Es ist schon aller Ehren wert, wenn sich das Team der Kunsthalle Mannheim überlegt, wie man die Interimszeit bis zur Eröffnung des neuen Hauses vermutlich 2017 mit publikumswirksamen Ausstellungen füllen kann. So wurde die Idee geboren, doch wieder einmal die eigenen Schlüsselwerke aus dem historischen "Franzosensaal" nach vorn zu bringen und neu zu positionieren.
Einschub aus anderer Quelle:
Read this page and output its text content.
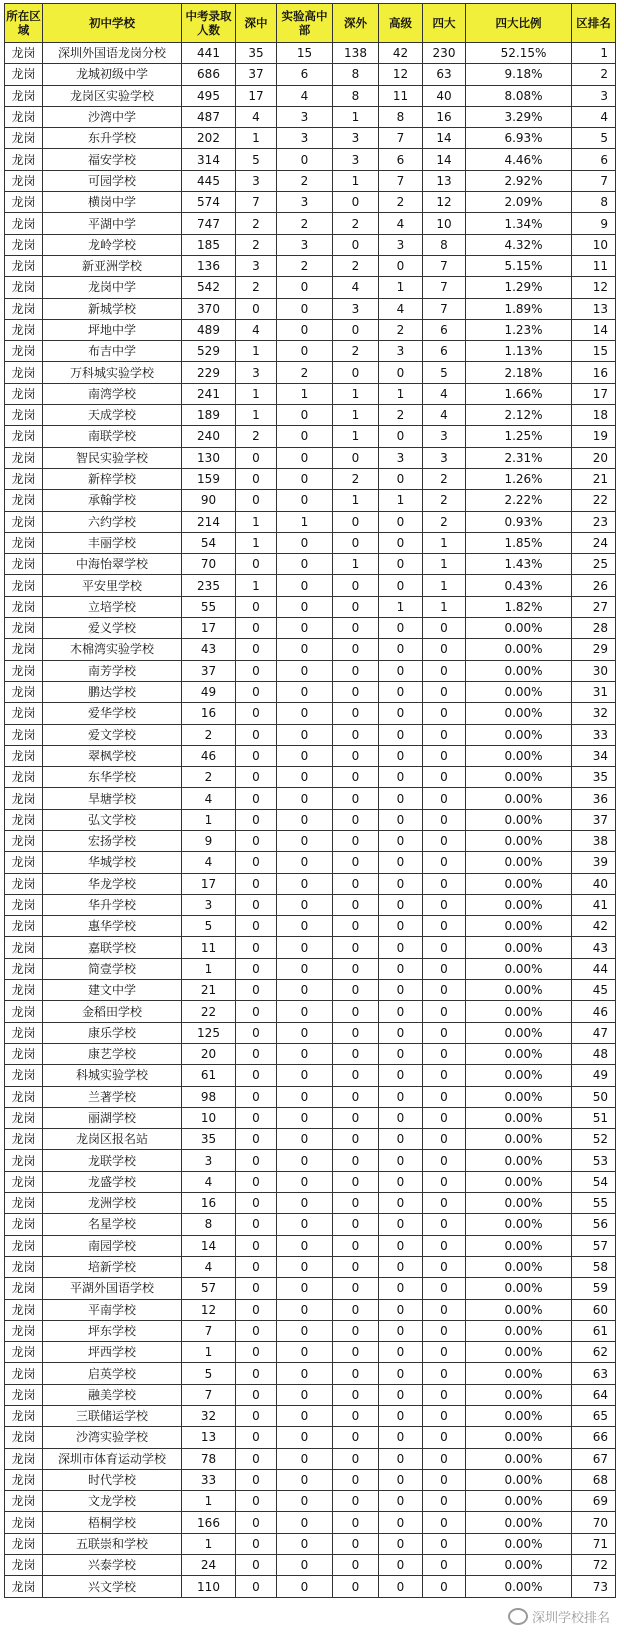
所在区域	初中学校	中考录取人数	深中	实验高中部	深外	高级	四大	四大比例	区排名
龙岗	深圳外国语龙岗分校	441	35	15	138	42	230	52.15%	1
龙岗	龙城初级中学	686	37	6	8	12	63	9.18%	2
龙岗	龙岗区实验学校	495	17	4	8	11	40	8.08%	3
龙岗	沙湾中学	487	4	3	1	8	16	3.29%	4
龙岗	东升学校	202	1	3	3	7	14	6.93%	5
龙岗	福安学校	314	5	0	3	6	14	4.46%	6
龙岗	可园学校	445	3	2	1	7	13	2.92%	7
龙岗	横岗中学	574	7	3	0	2	12	2.09%	8
龙岗	平湖中学	747	2	2	2	4	10	1.34%	9
龙岗	龙岭学校	185	2	3	0	3	8	4.32%	10
龙岗	新亚洲学校	136	3	2	2	0	7	5.15%	11
龙岗	龙岗中学	542	2	0	4	1	7	1.29%	12
龙岗	新城学校	370	0	0	3	4	7	1.89%	13
龙岗	坪地中学	489	4	0	0	2	6	1.23%	14
龙岗	布吉中学	529	1	0	2	3	6	1.13%	15
龙岗	万科城实验学校	229	3	2	0	0	5	2.18%	16
龙岗	南湾学校	241	1	1	1	1	4	1.66%	17
龙岗	天成学校	189	1	0	1	2	4	2.12%	18
龙岗	南联学校	240	2	0	1	0	3	1.25%	19
龙岗	智民实验学校	130	0	0	0	3	3	2.31%	20
龙岗	新梓学校	159	0	0	2	0	2	1.26%	21
龙岗	承翰学校	90	0	0	1	1	2	2.22%	22
龙岗	六约学校	214	1	1	0	0	2	0.93%	23
龙岗	丰丽学校	54	1	0	0	0	1	1.85%	24
龙岗	中海怡翠学校	70	0	0	1	0	1	1.43%	25
龙岗	平安里学校	235	1	0	0	0	1	0.43%	26
龙岗	立培学校	55	0	0	0	1	1	1.82%	27
龙岗	爱义学校	17	0	0	0	0	0	0.00%	28
龙岗	木棉湾实验学校	43	0	0	0	0	0	0.00%	29
龙岗	南芳学校	37	0	0	0	0	0	0.00%	30
龙岗	鹏达学校	49	0	0	0	0	0	0.00%	31
龙岗	爱华学校	16	0	0	0	0	0	0.00%	32
龙岗	爱文学校	2	0	0	0	0	0	0.00%	33
龙岗	翠枫学校	46	0	0	0	0	0	0.00%	34
龙岗	东华学校	2	0	0	0	0	0	0.00%	35
龙岗	旱塘学校	4	0	0	0	0	0	0.00%	36
龙岗	弘文学校	1	0	0	0	0	0	0.00%	37
龙岗	宏扬学校	9	0	0	0	0	0	0.00%	38
龙岗	华城学校	4	0	0	0	0	0	0.00%	39
龙岗	华龙学校	17	0	0	0	0	0	0.00%	40
龙岗	华升学校	3	0	0	0	0	0	0.00%	41
龙岗	惠华学校	5	0	0	0	0	0	0.00%	42
龙岗	嘉联学校	11	0	0	0	0	0	0.00%	43
龙岗	简壹学校	1	0	0	0	0	0	0.00%	44
龙岗	建文中学	21	0	0	0	0	0	0.00%	45
龙岗	金稻田学校	22	0	0	0	0	0	0.00%	46
龙岗	康乐学校	125	0	0	0	0	0	0.00%	47
龙岗	康艺学校	20	0	0	0	0	0	0.00%	48
龙岗	科城实验学校	61	0	0	0	0	0	0.00%	49
龙岗	兰著学校	98	0	0	0	0	0	0.00%	50
龙岗	丽湖学校	10	0	0	0	0	0	0.00%	51
龙岗	龙岗区报名站	35	0	0	0	0	0	0.00%	52
龙岗	龙联学校	3	0	0	0	0	0	0.00%	53
龙岗	龙盛学校	4	0	0	0	0	0	0.00%	54
龙岗	龙洲学校	16	0	0	0	0	0	0.00%	55
龙岗	名星学校	8	0	0	0	0	0	0.00%	56
龙岗	南园学校	14	0	0	0	0	0	0.00%	57
龙岗	培新学校	4	0	0	0	0	0	0.00%	58
龙岗	平湖外国语学校	57	0	0	0	0	0	0.00%	59
龙岗	平南学校	12	0	0	0	0	0	0.00%	60
龙岗	坪东学校	7	0	0	0	0	0	0.00%	61
龙岗	坪西学校	1	0	0	0	0	0	0.00%	62
龙岗	启英学校	5	0	0	0	0	0	0.00%	63
龙岗	融美学校	7	0	0	0	0	0	0.00%	64
龙岗	三联储运学校	32	0	0	0	0	0	0.00%	65
龙岗	沙湾实验学校	13	0	0	0	0	0	0.00%	66
龙岗	深圳市体育运动学校	78	0	0	0	0	0	0.00%	67
龙岗	时代学校	33	0	0	0	0	0	0.00%	68
龙岗	文龙学校	1	0	0	0	0	0	0.00%	69
龙岗	梧桐学校	166	0	0	0	0	0	0.00%	70
龙岗	五联崇和学校	1	0	0	0	0	0	0.00%	71
龙岗	兴泰学校	24	0	0	0	0	0	0.00%	72
龙岗	兴文学校	110	0	0	0	0	0	0.00%	73
深圳学校排名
Schlüsselwerke, das heißt für die Mannheimer zuvorderst natürlich das immer wieder hochgelobte Prachtstück aus der Werkstatt des Édouard Manet, die 1868/69 gemalte "Erschießung Kaiser Maximilians". Ein Bild, das nicht öffentlich gezeigt werden durfte, denn Manet hatte die kaiserliche Zensur auf den Plan gerufen, weil er dem Erschießungskommando bösartigerweise französische und nicht - wie es korrekt gewesen wäre - mexikanische Uniformen verpasst hatte.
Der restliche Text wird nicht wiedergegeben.